Bayesian Fitting for Diffusion Models¶
This tutorial provides a guide to using the NumpyroFitter
in the innovate
library. Bayesian methods offer a powerful way to estimate the parameters of diffusion models, providing not just point estimates but entire posterior distributions that quantify uncertainty.
Introduction to Bayesian Fitting¶
Traditional fitting methods, like those based on least squares, provide a single “best” estimate for model parameters. In contrast, Bayesian inference treats parameters as random variables and seeks to determine their probability distribution based on the observed data. This approach has several key advantages:
Uncertainty Quantification: It provides a full posterior distribution for each parameter, allowing us to quantify our uncertainty. We can compute credible intervals (the Bayesian equivalent of confidence intervals) to understand the range of plausible parameter values.
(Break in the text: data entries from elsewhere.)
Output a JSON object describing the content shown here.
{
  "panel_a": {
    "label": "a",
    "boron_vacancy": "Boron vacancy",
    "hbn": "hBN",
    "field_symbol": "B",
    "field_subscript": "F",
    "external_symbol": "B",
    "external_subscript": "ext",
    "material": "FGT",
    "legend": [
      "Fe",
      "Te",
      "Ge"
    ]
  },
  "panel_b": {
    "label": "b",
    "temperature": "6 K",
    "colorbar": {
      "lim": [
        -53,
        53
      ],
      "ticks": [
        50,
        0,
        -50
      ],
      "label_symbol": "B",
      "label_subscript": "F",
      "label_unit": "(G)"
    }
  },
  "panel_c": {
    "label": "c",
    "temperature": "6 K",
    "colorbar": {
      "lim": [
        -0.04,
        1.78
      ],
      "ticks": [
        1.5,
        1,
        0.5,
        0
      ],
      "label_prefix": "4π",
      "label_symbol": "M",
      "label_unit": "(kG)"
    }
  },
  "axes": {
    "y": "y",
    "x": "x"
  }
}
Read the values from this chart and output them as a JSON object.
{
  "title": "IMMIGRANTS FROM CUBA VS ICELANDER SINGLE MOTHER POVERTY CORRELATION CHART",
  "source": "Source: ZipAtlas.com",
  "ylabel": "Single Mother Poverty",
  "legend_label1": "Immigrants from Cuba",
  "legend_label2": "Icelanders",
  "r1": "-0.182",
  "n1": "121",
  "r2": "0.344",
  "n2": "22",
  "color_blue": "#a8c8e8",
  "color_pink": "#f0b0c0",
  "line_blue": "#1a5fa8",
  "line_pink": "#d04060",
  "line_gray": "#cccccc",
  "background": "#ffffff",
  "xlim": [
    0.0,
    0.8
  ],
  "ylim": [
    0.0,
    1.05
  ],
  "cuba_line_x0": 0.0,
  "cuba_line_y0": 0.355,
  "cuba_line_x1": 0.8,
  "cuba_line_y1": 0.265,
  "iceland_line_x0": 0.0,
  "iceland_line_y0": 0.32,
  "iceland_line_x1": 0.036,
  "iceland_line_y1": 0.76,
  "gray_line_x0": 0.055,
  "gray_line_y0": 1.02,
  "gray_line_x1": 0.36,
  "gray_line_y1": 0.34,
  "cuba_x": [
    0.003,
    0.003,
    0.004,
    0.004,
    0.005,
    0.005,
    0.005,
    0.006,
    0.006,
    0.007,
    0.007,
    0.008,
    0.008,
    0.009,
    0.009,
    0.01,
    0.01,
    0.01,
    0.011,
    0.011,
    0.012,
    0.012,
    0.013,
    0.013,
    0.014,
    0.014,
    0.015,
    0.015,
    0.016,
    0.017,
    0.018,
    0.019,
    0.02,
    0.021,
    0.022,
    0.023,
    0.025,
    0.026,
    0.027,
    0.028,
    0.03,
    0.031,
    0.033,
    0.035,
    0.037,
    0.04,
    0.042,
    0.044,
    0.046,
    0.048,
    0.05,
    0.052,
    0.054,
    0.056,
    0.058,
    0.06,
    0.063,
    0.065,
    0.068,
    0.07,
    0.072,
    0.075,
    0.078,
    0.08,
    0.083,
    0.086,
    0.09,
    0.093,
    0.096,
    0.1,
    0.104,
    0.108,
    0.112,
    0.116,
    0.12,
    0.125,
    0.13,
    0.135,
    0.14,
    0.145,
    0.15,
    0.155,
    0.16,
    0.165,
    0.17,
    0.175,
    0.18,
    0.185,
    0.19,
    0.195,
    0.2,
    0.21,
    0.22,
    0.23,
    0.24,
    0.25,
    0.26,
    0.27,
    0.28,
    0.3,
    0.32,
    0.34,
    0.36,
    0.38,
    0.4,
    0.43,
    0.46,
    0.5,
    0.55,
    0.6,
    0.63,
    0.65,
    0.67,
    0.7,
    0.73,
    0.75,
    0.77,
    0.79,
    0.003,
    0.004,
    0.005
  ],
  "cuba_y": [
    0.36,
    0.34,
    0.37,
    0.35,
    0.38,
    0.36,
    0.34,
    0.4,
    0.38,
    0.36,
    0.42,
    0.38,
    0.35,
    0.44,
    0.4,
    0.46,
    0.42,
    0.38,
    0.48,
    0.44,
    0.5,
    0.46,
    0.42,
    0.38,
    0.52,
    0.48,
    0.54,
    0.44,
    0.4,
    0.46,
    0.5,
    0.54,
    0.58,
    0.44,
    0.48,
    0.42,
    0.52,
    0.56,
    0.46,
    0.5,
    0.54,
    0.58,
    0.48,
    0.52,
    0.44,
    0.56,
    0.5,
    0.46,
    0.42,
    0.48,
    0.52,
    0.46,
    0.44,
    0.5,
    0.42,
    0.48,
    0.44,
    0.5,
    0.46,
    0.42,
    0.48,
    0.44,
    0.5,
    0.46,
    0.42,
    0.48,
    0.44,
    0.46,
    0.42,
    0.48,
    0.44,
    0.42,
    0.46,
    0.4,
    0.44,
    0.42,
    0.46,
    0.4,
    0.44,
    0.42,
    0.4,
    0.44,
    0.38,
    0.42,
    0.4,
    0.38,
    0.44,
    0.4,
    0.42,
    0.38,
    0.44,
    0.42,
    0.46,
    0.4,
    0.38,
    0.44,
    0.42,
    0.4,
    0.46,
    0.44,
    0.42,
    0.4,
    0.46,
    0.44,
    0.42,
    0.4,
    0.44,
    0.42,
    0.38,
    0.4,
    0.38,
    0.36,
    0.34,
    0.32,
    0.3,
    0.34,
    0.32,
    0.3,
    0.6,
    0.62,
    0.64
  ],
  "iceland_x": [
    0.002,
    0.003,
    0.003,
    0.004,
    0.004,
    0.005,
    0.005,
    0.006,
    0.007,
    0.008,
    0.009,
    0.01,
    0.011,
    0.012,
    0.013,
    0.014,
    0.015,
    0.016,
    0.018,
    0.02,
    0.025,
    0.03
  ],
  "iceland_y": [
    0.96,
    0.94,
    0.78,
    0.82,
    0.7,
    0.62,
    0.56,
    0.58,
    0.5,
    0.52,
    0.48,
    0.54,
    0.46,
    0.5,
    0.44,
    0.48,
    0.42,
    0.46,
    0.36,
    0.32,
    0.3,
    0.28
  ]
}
Regularization: Priors naturally regularize the model, preventing overfitting and leading to more stable estimates, especially with noisy or sparse data.
Flexibility: The Bayesian framework is highly flexible, allowing for the incorporation of prior knowledge and the construction of complex hierarchical models.
The innovate
library’s NumpyroFitter
uses the powerful PyMC
library under the hood to perform Markov Chain Monte Carlo (MCMC) sampling.
A Simple Example: Fitting a Logistic Model¶
Let’s walk through an example of fitting a LogisticModel
to some synthetic data.
1. Generate Synthetic Data¶
First, we’ll create a LogisticModel
, set its parameters, and generate some noisy data.
import numpy as np
from innovate.diffuse import LogisticModel
from innovate.fitters import NumpyroFitter
# 1. Define the true model and generate data
true_model = LogisticModel()
true_model.params_ = {"L": 1000, "k": 0.1, "x0": 50}
t = np.linspace(0, 100, 50)
true_adoptions = true_model.predict(t)
noise = np.random.normal(0, 30, len(t))
y = true_adoptions + noise
y[y < 0] = 0 # Ensure non-negative adoptions
2. Fit the Model with NumpyroFitter
¶
Now, we create an instance of the LogisticModel
to be fitted and an instance of the NumpyroFitter
. Then, we call the fit
method.
# 2. Create a new model instance and the fitter
model_to_fit = LogisticModel()
# Reduce chains/samples on memory constrained systems
fitter = NumpyroFitter(model=model_to_fit, num_warmup=1000, num_samples=2000, num_chains=1)
# 3. Fit the model to the data
fitter.fit(t, y)
print("Fitting complete.")
3. Interpreting the Results¶
The real power of the Bayesian approach lies in the rich information we get from the posterior distribution.
Parameter Estimates¶
We can get the mean of the posterior distribution for each parameter, which serves as our point estimate.
# Get the mean of the posterior as parameter estimates
parameter_estimates = fitter.get_parameter_estimates()
print("Parameter Estimates (Posterior Mean):")
print(parameter_estimates)
Credible Intervals¶
We can also compute credible intervals to understand the uncertainty in our estimates. For example, a 95% credible interval means that there is a 95% probability that the true parameter value lies within the interval.
# Get 95% credible intervals
credible_intervals = fitter.get_confidence_intervals(prob=0.95)
print("\n95% Credible Intervals:")
print(credible_intervals)
Visualizing the Posterior¶
For a deeper understanding, we can use libraries like ArviZ
to plot the posterior distributions and diagnostic plots. The fitter.mcmc
object is a numpyro.infer.MCMC
object that can be used with ArviZ
.
import arviz as az
# Plot the posterior distributions
az.plot_posterior(fitter.mcmc)
Full Summary Statistics¶
The get_summary
method provides a comprehensive summary of the posterior, including the mean, standard deviation, credible intervals, and diagnostic statistics like n_eff
(effective sample size) and r_hat
(which should be close to 1.0 to indicate convergence).
# Get a full summary of the posterior
fitter.get_summary()
Conclusion¶
The NumpyroFitter
provides a robust and powerful alternative for fitting diffusion models in the innovate
library. By leveraging Bayesian inference, you can gain deeper insights into parameter uncertainty, leading to more reliable and informative models. This is especially valuable when dealing with the noisy, real-world data often encountered in innovation diffusion studies.